Hardware obsoleteness is a challenge for the enterprise. NI claims to have the technology for testing that can bring down 100 hardware devices to just 10. Can you shed more light on that?

One key aspect from the LabVIEW from the software perspective that we have seen via trends is to help manage and mitigate the risk with hardware obsolescence is abstraction layers. It helps to abstract things like drivers and specific hardware and LabVIEW is a tool that’s often used to do that through things like object-oriented programming and other technologies that engineers are talking about at this conference. Tools like LabVIEW and Test AN – which is our sequencing tools are both utilized used often in the air defence industry by customers, like Honeywell, to help mitigate risks through abstraction of hardware or even measurement layers. That goes a long way in minimizing costs.

Beyond hardware, National Instruments is also focusing on software now. Do you see software playing a larger role than hardware in the next 3-5 years?

National Instruments has historically viewed itself through the lens of software. As a software-defined platform, we focus on the software being the instrument and helping enable the engineers to have control over how their instruments work together. LabVIEW plays a critical role – what we see in our customer workflow is that the demand around validation and engineering in automotive is so high that we’ve started to introduce additional pieces of software that is more specialized around certain needs they have. I foresee us introducing more such specialized software in the future as well – enabling operational efficiency.

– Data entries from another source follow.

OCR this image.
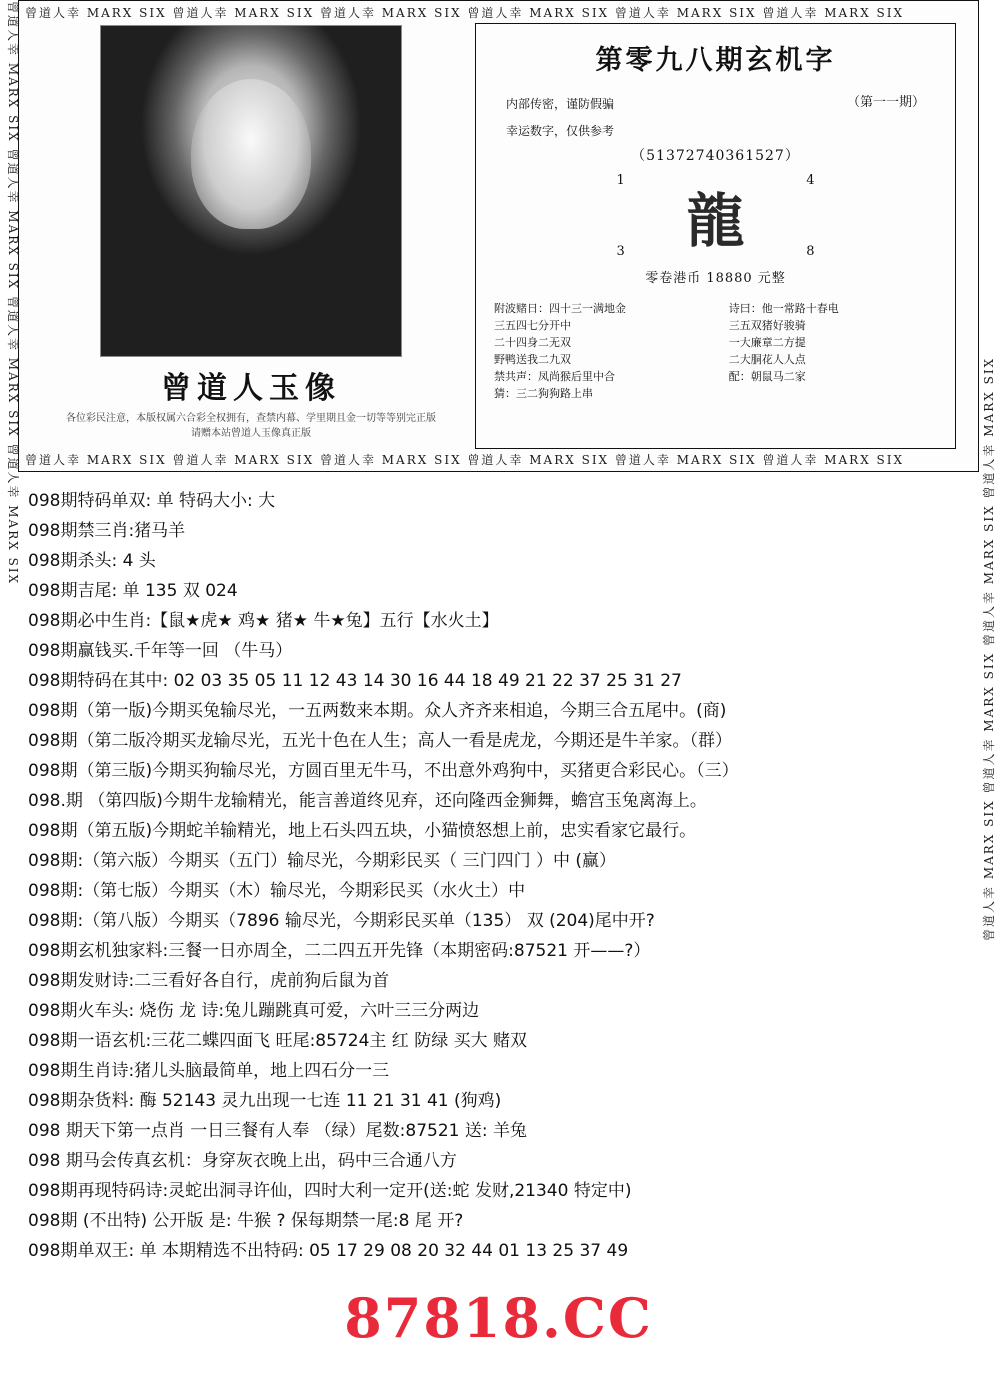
曾道人幸 MARX SIX 曾道人幸 MARX SIX 曾道人幸 MARX SIX 曾道人幸 MARX SIX 曾道人幸 MARX SIX 曾道人幸 MARX SIX
曾道人幸 MARX SIX 曾道人幸 MARX SIX 曾道人幸 MARX SIX 曾道人幸 MARX SIX 曾道人幸 MARX SIX 曾道人幸 MARX SIX
曾道人幸 MARX SIX 曾道人幸 MARX SIX 曾道人幸 MARX SIX 曾道人幸 MARX SIX
曾道人幸 MARX SIX 曾道人幸 MARX SIX 曾道人幸 MARX SIX 曾道人幸 MARX SIX
曾道人玉像
各位彩民注意，本版权属六合彩全权拥有，查禁内幕、学里期且金一切等等别完正版请赠本站曾道人玉像真正版
第零九八期玄机字
内部传密，谨防假骗
幸运数字，仅供参考
（第一一期）
（51372740361527）
1	4
3	8
龍
零卷港币 18880 元整
附波赌日：四十三一满地金
三五四七分开中
二十四身二无双
野鸭送我二九双
禁共声：凤尚猴后里中合
猜：三二狗狗路上串
诗曰：他一常路十春电
三五双猪好骏骑
一大廉章二方提
二大胴花人人点
配：朝鼠马二家
098期特码单双: 单 特码大小: 大
098期禁三肖:猪马羊
098期杀头: 4 头
098期吉尾: 单 135 双 024
098期必中生肖:【鼠★虎★ 鸡★ 猪★ 牛★兔】五行【水火土】
098期赢钱买.千年等一回 （牛马）
098期特码在其中: 02 03 35 05 11 12 43 14 30 16 44 18 49 21 22 37 25 31 27
098期（第一版)今期买兔输尽光，一五两数来本期。众人齐齐来相追，今期三合五尾中。(商)
098期（第二版冷期买龙输尽光，五光十色在人生；高人一看是虎龙，今期还是牛羊家。（群）
098期（第三版)今期买狗输尽光，方圆百里无牛马，不出意外鸡狗中，买猪更合彩民心。（三）
098.期 （第四版)今期牛龙输精光，能言善道终见弃，还向隆西金狮舞，蟾宫玉兔离海上。
098期（第五版)今期蛇羊输精光，地上石头四五块，小猫愤怒想上前，忠实看家它最行。
098期:（第六版）今期买（五门）输尽光，今期彩民买（ 三门四门 ）中 (赢）
098期:（第七版）今期买（木）输尽光，今期彩民买（水火土）中
098期:（第八版）今期买（7896 输尽光，今期彩民买单（135） 双 (204)尾中开?
098期玄机独家料:三餐一日亦周全，二二四五开先锋（本期密码:87521 开——?）
098期发财诗:二三看好各自行，虎前狗后鼠为首
098期火车头: 烧伤 龙 诗:兔儿蹦跳真可爱，六叶三三分两边
098期一语玄机:三花二蝶四面飞 旺尾:85724主 红 防绿 买大 赌双
098期生肖诗:猪儿头脑最简单，地上四石分一三
098期杂货料: 酶 52143 灵九出现一七连 11 21 31 41 (狗鸡)
098 期天下第一点肖 一日三餐有人奉 （绿）尾数:87521 送: 羊兔
098 期马会传真玄机：身穿灰衣晚上出，码中三合通八方
098期再现特码诗:灵蛇出洞寻许仙，四时大利一定开(送:蛇 发财,21340 特定中)
098期 (不出特) 公开版 是: 牛猴 ? 保每期禁一尾:8 尾 开?
098期单双王: 单 本期精选不出特码: 05 17 29 08 20 32 44 01 13 25 37 49
87818.CC
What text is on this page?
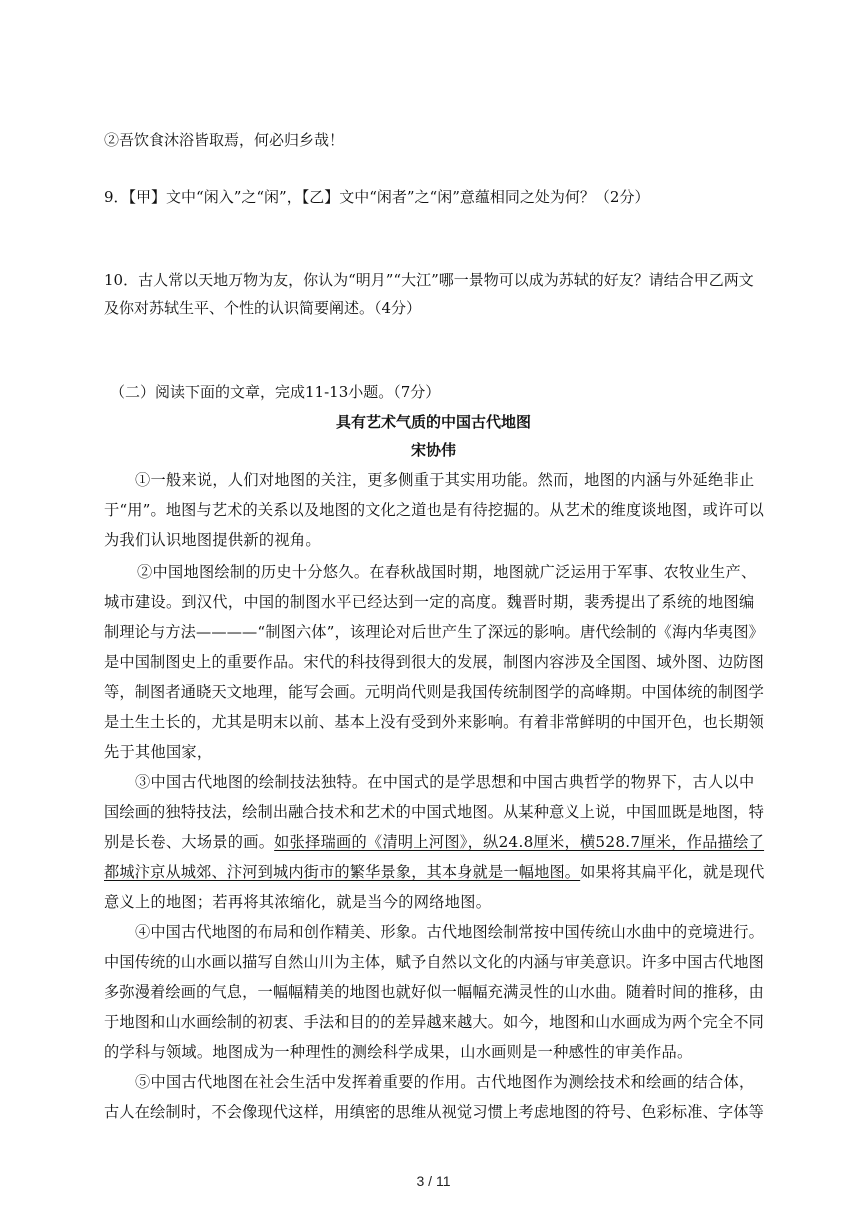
②吾饮食沐浴皆取焉，何必归乡哉！
9．【甲】文中“闲入”之“闲”，【乙】文中“闲者”之“闲”意蕴相同之处为何？（2分）
10．古人常以天地万物为友，你认为“明月”“大江”哪一景物可以成为苏轼的好友？请结合甲乙两文
及你对苏轼生平、个性的认识简要阐述。（4分）
（二）阅读下面的文章，完成11-13小题。（7分）
具有艺术气质的中国古代地图
宋协伟
①一般来说，人们对地图的关注，更多侧重于其实用功能。然而，地图的内涵与外延绝非止
于“用”。地图与艺术的关系以及地图的文化之道也是有待挖掘的。从艺术的维度谈地图，或许可以
为我们认识地图提供新的视角。
②中国地图绘制的历史十分悠久。在春秋战国时期，地图就广泛运用于军事、农牧业生产、
城市建设。到汉代，中国的制图水平已经达到一定的高度。魏晋时期，裴秀提出了系统的地图编
制理论与方法————“制图六体”，该理论对后世产生了深远的影响。唐代绘制的《海内华夷图》
是中国制图史上的重要作品。宋代的科技得到很大的发展，制图内容涉及全国图、域外图、边防图
等，制图者通晓天文地理，能写会画。元明尚代则是我国传统制图学的高峰期。中国体统的制图学
是土生土长的，尤其是明末以前、基本上没有受到外来影响。有着非常鲜明的中国开色，也长期领
先于其他国家，
③中国古代地图的绘制技法独特。在中国式的是学思想和中国古典哲学的物界下，古人以中
国绘画的独特技法，绘制出融合技术和艺术的中国式地图。从某种意义上说，中国皿既是地图，特
别是长卷、大场景的画。如张择瑞画的《清明上河图》，纵24.8厘米，横528.7厘米，作品描绘了
都城汴京从城郊、汴河到城内街市的繁华景象，其本身就是一幅地图。如果将其扁平化，就是现代
意义上的地图；若再将其浓缩化，就是当今的网络地图。
④中国古代地图的布局和创作精美、形象。古代地图绘制常按中国传统山水曲中的竞境进行。
中国传统的山水画以描写自然山川为主体，赋予自然以文化的内涵与审美意识。许多中国古代地图
多弥漫着绘画的气息，一幅幅精美的地图也就好似一幅幅充满灵性的山水曲。随着时间的推移，由
于地图和山水画绘制的初衷、手法和目的的差异越来越大。如今，地图和山水画成为两个完全不同
的学科与领域。地图成为一种理性的测绘科学成果，山水画则是一种感性的审美作品。
⑤中国古代地图在社会生活中发挥着重要的作用。古代地图作为测绘技术和绘画的结合体，
古人在绘制时，不会像现代这样，用缜密的思维从视觉习惯上考虑地图的符号、色彩标准、字体等
3 / 11
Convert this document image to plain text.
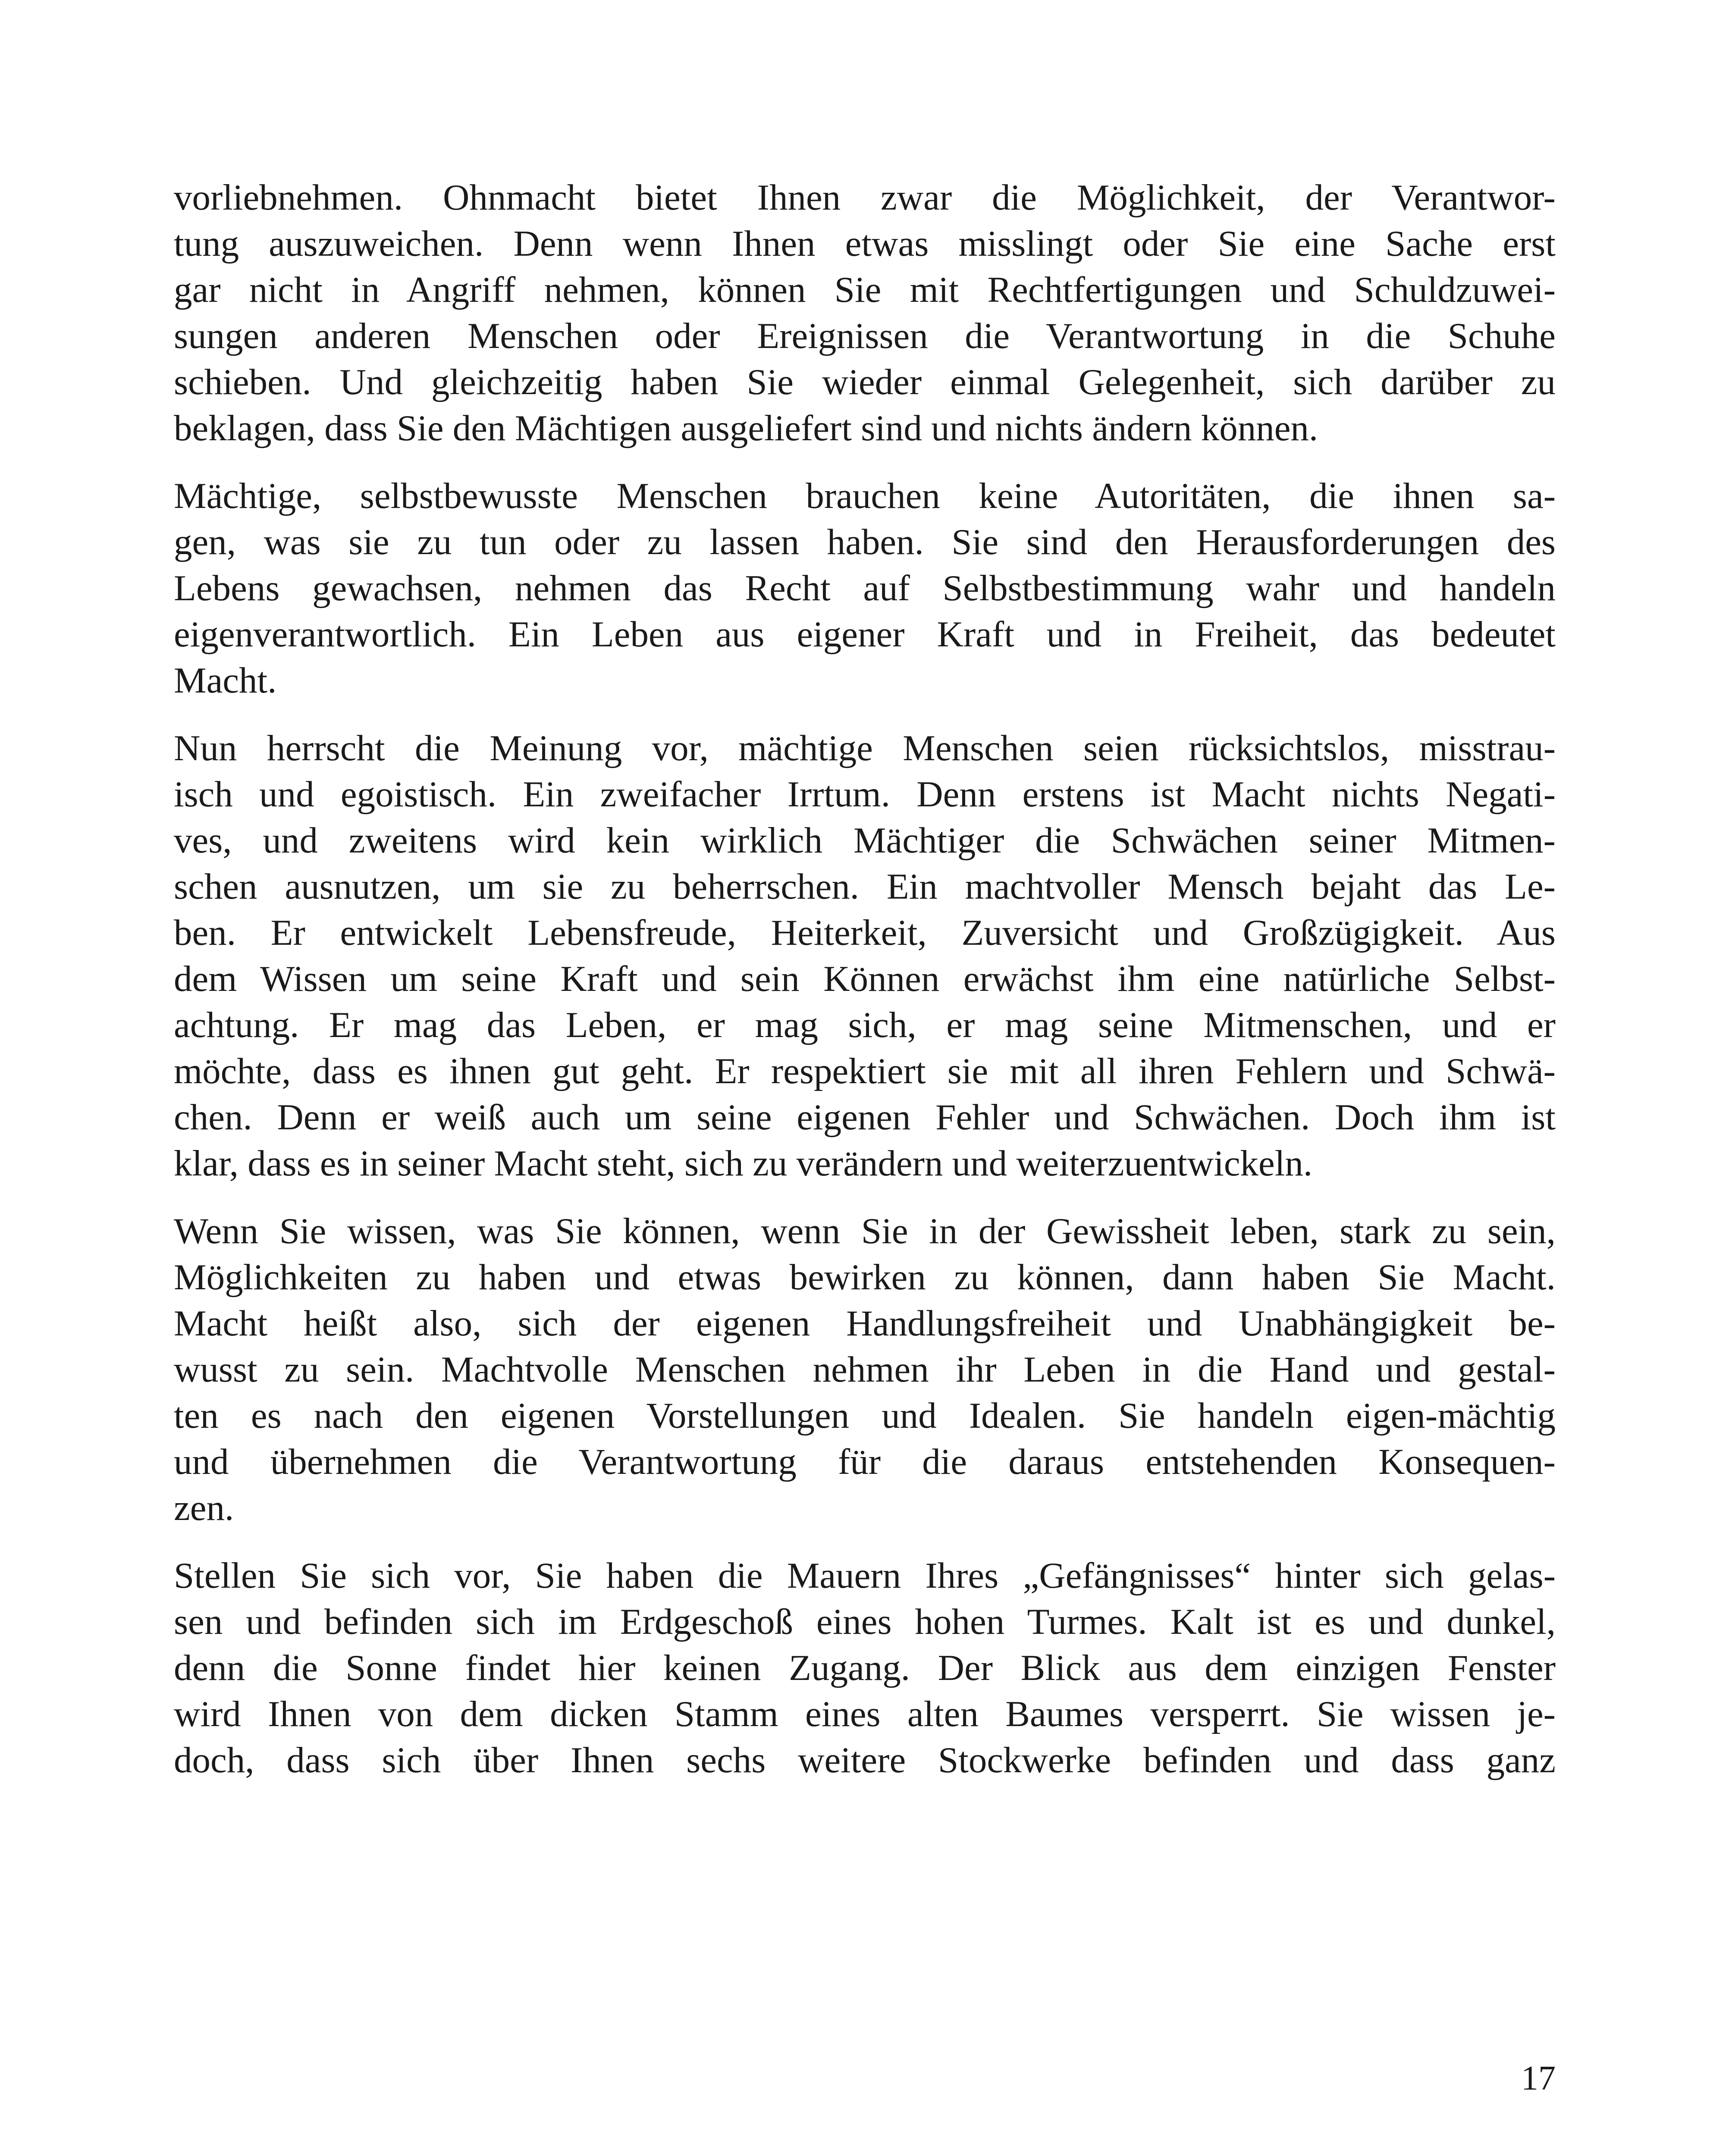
vorliebnehmen. Ohnmacht bietet Ihnen zwar die Möglichkeit, der Verantwor-
tung auszuweichen. Denn wenn Ihnen etwas misslingt oder Sie eine Sache erst
gar nicht in Angriff nehmen, können Sie mit Rechtfertigungen und Schuldzuwei-
sungen anderen Menschen oder Ereignissen die Verantwortung in die Schuhe
schieben. Und gleichzeitig haben Sie wieder einmal Gelegenheit, sich darüber zu
beklagen, dass Sie den Mächtigen ausgeliefert sind und nichts ändern können.

Mächtige, selbstbewusste Menschen brauchen keine Autoritäten, die ihnen sa-
gen, was sie zu tun oder zu lassen haben. Sie sind den Herausforderungen des
Lebens gewachsen, nehmen das Recht auf Selbstbestimmung wahr und handeln
eigenverantwortlich. Ein Leben aus eigener Kraft und in Freiheit, das bedeutet
Macht.

Nun herrscht die Meinung vor, mächtige Menschen seien rücksichtslos, misstrau-
isch und egoistisch. Ein zweifacher Irrtum. Denn erstens ist Macht nichts Negati-
ves, und zweitens wird kein wirklich Mächtiger die Schwächen seiner Mitmen-
schen ausnutzen, um sie zu beherrschen. Ein machtvoller Mensch bejaht das Le-
ben. Er entwickelt Lebensfreude, Heiterkeit, Zuversicht und Großzügigkeit. Aus
dem Wissen um seine Kraft und sein Können erwächst ihm eine natürliche Selbst-
achtung. Er mag das Leben, er mag sich, er mag seine Mitmenschen, und er
möchte, dass es ihnen gut geht. Er respektiert sie mit all ihren Fehlern und Schwä-
chen. Denn er weiß auch um seine eigenen Fehler und Schwächen. Doch ihm ist
klar, dass es in seiner Macht steht, sich zu verändern und weiterzuentwickeln.

Wenn Sie wissen, was Sie können, wenn Sie in der Gewissheit leben, stark zu sein,
Möglichkeiten zu haben und etwas bewirken zu können, dann haben Sie Macht.
Macht heißt also, sich der eigenen Handlungsfreiheit und Unabhängigkeit be-
wusst zu sein. Machtvolle Menschen nehmen ihr Leben in die Hand und gestal-
ten es nach den eigenen Vorstellungen und Idealen. Sie handeln eigen-mächtig
und übernehmen die Verantwortung für die daraus entstehenden Konsequen-
zen.

Stellen Sie sich vor, Sie haben die Mauern Ihres „Gefängnisses“ hinter sich gelas-
sen und befinden sich im Erdgeschoß eines hohen Turmes. Kalt ist es und dunkel,
denn die Sonne findet hier keinen Zugang. Der Blick aus dem einzigen Fenster
wird Ihnen von dem dicken Stamm eines alten Baumes versperrt. Sie wissen je-
doch, dass sich über Ihnen sechs weitere Stockwerke befinden und dass ganz

17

What are the three technology trends that will have the most significant impact on the way we test?

If I look at my customer’s landscape, it’s an exponential curve and predicting 3 – 5 years is not easy. The first key aspect is teams – if I approach it as a test manager and look at what challenges will I be facing in the future, I will be concerned about my teams working together efficiently because the reality is that, no longer can one engineer complete the data system- whether it is code or complexity etc. Team collaboration around a problem is a reality that is only going to grow with time and we are certainly investing in tools to help solve some of those. As a manager, I would also have to deal with retention of my people and making sure that my team is working best together and certainly software plays a key part in that.

The second aspect important to test landscape is Web and Cloud and connectivity. I see many test managers internalizing – what does it mean for me, my test lab? How I can best utilize it so I’m not left behind as my competitors may get a competitive advantage if they set up their systems in the right way through cloud and connectivity systems.

The third aspect is managing the mix of I/O and the data and how they deal with the rapid change in the I/O sets and the demand of their testers to keep up– if you come back to standardization, each of the three things are important- how do your teams most efficiently work in a standardized framework or tester- that’s a struggle. How does the standardized tester look in the sense of a cloud or a network connected system as well as a standard system.

How has the R&D centre in India contributed?

India is a key part of our software group. Each R&D centre in the world play a part in the platform of software that we’ve developed; certainly, LabVIEW is one of them as well as many other products. Its great to see the collaboration across the globe.

Is there any Indian customer which is using LabVIEW or any of your other technologies?

JLR was able to analyze 100 percent of their data very efficiently.